И вот мы вместе! Нас грузят в уазик… Или, пардон, скорее всё же в москвич-пирожок мужа нашей училки по русскому. Эта будочка-пирожок вообще-то не предназначалась для перевозки людей, но мы, конечно, частенько в ней ездили в район. Такая поездка называлась «ездить в бункере», потому что будочка железная и там внутри абсолютная темень – может, только крошечная дырочка у пола, да над ней ещё узкая щёлка от дверей – душно и жарко. Там было два сиденья по разным сторонам с полметровым прогалом между ними, на который обычно клали доску, чтоб сел третий пассажир; одно сиденье было сделано из сиденья автомобиля или, лучше предположить, вынуто из коляски мотоцикла, и потому довольно большое и мягкое, второе – просто из досок или ящика. Но самое главное, всё это можно было определить только на ощупь, потому что темно… (Хотя, по идее, я должен же был видеть интерьер «салона» при свете, когда садились, а вообще-то и раньше – но отчего-то убей не помню.)
Итак, Яночка заняла, конечно, лучшее место, детишки уселись на второе, тоже относительно неплохое, а я по своей стеснительности приловчился на доску, как питушок на шест, сгорбившись, упираясь башкой в какую-то железяку. И мы поехали – было невыносимо. Физически-то ладно, а внутренне прямо совсем. Лох и трус, твердил я себе, даже не мог… И ещё невыносимо тяготило меня, что у меня с собой был плеер – предел тогдашних моих мечтаний, почти воплощённая мечта. Почти потому, что это была китайская фуфлыжная штамповка с красненьким обтекаемым корпусом. И ещё потому, что когда я скопил на него бабушкины подарочные деньги, и наконец-то купил, братец Серж стал активно ныть, и настолько, пупок сопливый, сильно, что ему тоже купили точно такой же. Но он, как водится, сразу свой изломал. После чего стал ныть опять, и ещё пуще (несмотря на свою чуть не с пелёнок проявившуюся самостоятельность, в таких случаях он предпочитал методы прямо-таки младенческие, впрочем, бывшие наиболее эффективными). Тогда знакомый нам Рыдваньер подсказал, как приделать к сохранившемуся моему плееру ещё и Серёжкины наушники, чтоб слушать вдвоём. Дома это мешало, но не очень, в школу я чудо техники не брал, а тут решился – вроде поездка, олимпиада, Яна, и я «типа крутой пацан», – а вот и никак!..
Двое наушников – это абсурд. И хоть и шумно и темно, всё равно заметят, что я включил, заскрипит механизм, польётся музыка, последуют вопросы… может, просьбы!.. И скорее даже – от второклассников-хорошистов – вот обида будет! Ведь вообще-то я и взял его «на всякий случай» – чтобы самому предложить ей послушать. Но мы ехали всё дальше, времени было всё меньше, молчание всё суше, стук сердца всё чаще… Наверно, уже полпути!..

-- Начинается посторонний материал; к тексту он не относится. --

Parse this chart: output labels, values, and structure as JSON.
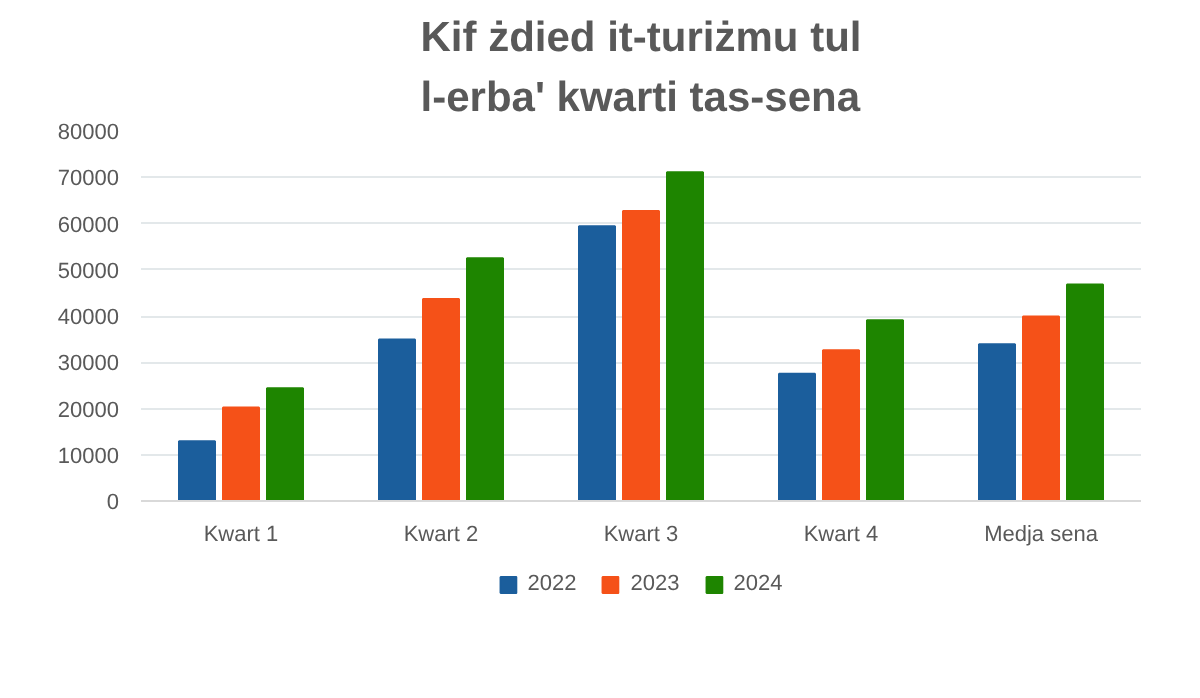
{
  "chart_data": {
    "type": "bar",
    "title": "Kif żdied it-turiżmu tul\nl-erba' kwarti tas-sena",
    "categories": [
      "Kwart 1",
      "Kwart 2",
      "Kwart 3",
      "Kwart 4",
      "Medja sena"
    ],
    "series": [
      {
        "name": "2022",
        "color": "#1b5e9c",
        "values": [
          12900,
          34900,
          59400,
          27500,
          33900
        ]
      },
      {
        "name": "2023",
        "color": "#f55118",
        "values": [
          20200,
          43700,
          62700,
          32600,
          39900
        ]
      },
      {
        "name": "2024",
        "color": "#1e8500",
        "values": [
          24400,
          52500,
          71100,
          39100,
          46800
        ]
      }
    ],
    "ylim": [
      0,
      80000
    ],
    "yticks": [
      0,
      10000,
      20000,
      30000,
      40000,
      50000,
      60000,
      70000,
      80000
    ],
    "grid": "y",
    "legend": "bottom"
  }
}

Я решил сделать ладно уж не на пятёрку, так хотя бы «на тройбан», и всё же просто включил его, а потом последовали вопросы. Я дал пацану одни наушники, потом вторые девчонке. Тут Яна спросила сама, и я долго впотьмах изымал, передавал, искал где что (хоть дома часто пользовался им во тьме перед сном, а вернее, перед тем, что ему предшествовало -воображаемым путешествием с Яночкой…), как включить…
Вдруг она, бывшая такой равнодушной и далёкой (даже в ночных фантазиях она была отстранённо-холодна и слегка высокомерна, что возбуждало ещё больше!..), – вдруг она оттаяла и сама предложила мне сесть на её место, а она – о, грёзы, моя мечта!! – ко мне на коленочки, «и будем слушать вместе»!
Бессознательная потребность (хотя во многом и на основе сознательного стереотипа-слогана «надо расслабиться» и предлагаемых способов как это сделать) откинуться в кресле или развалиться на кровати, выключить свет и заткнуть уши музыкой, и желательно, чтобы при этом кто-то ещё «орально стимулировал»… А для меня лучше всего этого было особое состояние покоя, когда ты одновременно ещё находишься в движении – едешь на машине или лучше на поезде. Движение довольно размеренное, мерно и мирно стучат колёса, жизнь имеет однозначно направленный вектор – к пункту назначения, спешить некуда и нельзя, и выбора почти что и нет. Разве что сесть или лечь, попить или не попить чаю… Впрочем, и совокупляются в поездах довольно часто – даже в сортире…
Сначала, когда она села собственно на колени всем весом, я уже через минуту жёстко отяготился и был уж не рад и сильно на себя злился. Меня и тогда выводили из себя все эти послабления себе, и я решился взять себя в руки – и взять в руки её. И я решительно и хватко взял её за мягкие тёплые бока и притянул к себе, подвинув ее попу ближе к себе – с коленей на ляжки и таз. Лился Ace Of Base, стучала и прыгала дорога, стучало сердце, сердца, я впервые – если не считать той поездки на велике – почти обнимал её, легко, но крепко, вдыхал её ближний запах…
Эх, я ещё не задумывался тогда, что вполне возможно уже тогда у неё в глазах стояли и распускались-разрастались, как всепожирающая махровая приторная желтизна одуванчиков, порнокартинки от «любезно» показанных ей «продвинутым» Гонилым (за компанию с её сестрёнкой, его подружкой, и неизменным Мирзой) видеофильмов. А в ушах, быть может, уже стояло полуосознанное, расслабленно-нетерпеливое, вырывающееся наружу, прорывающее пелену школьной серости-скромности, как остро пришедшая весна, как моя животная природа и сверхчеловеческое неосознание-нео-сознание её и мои штаны, такое неестесвенно естественное оно: «Come on, fuck my ass, please! Stick it in my fucken dirty shithole!»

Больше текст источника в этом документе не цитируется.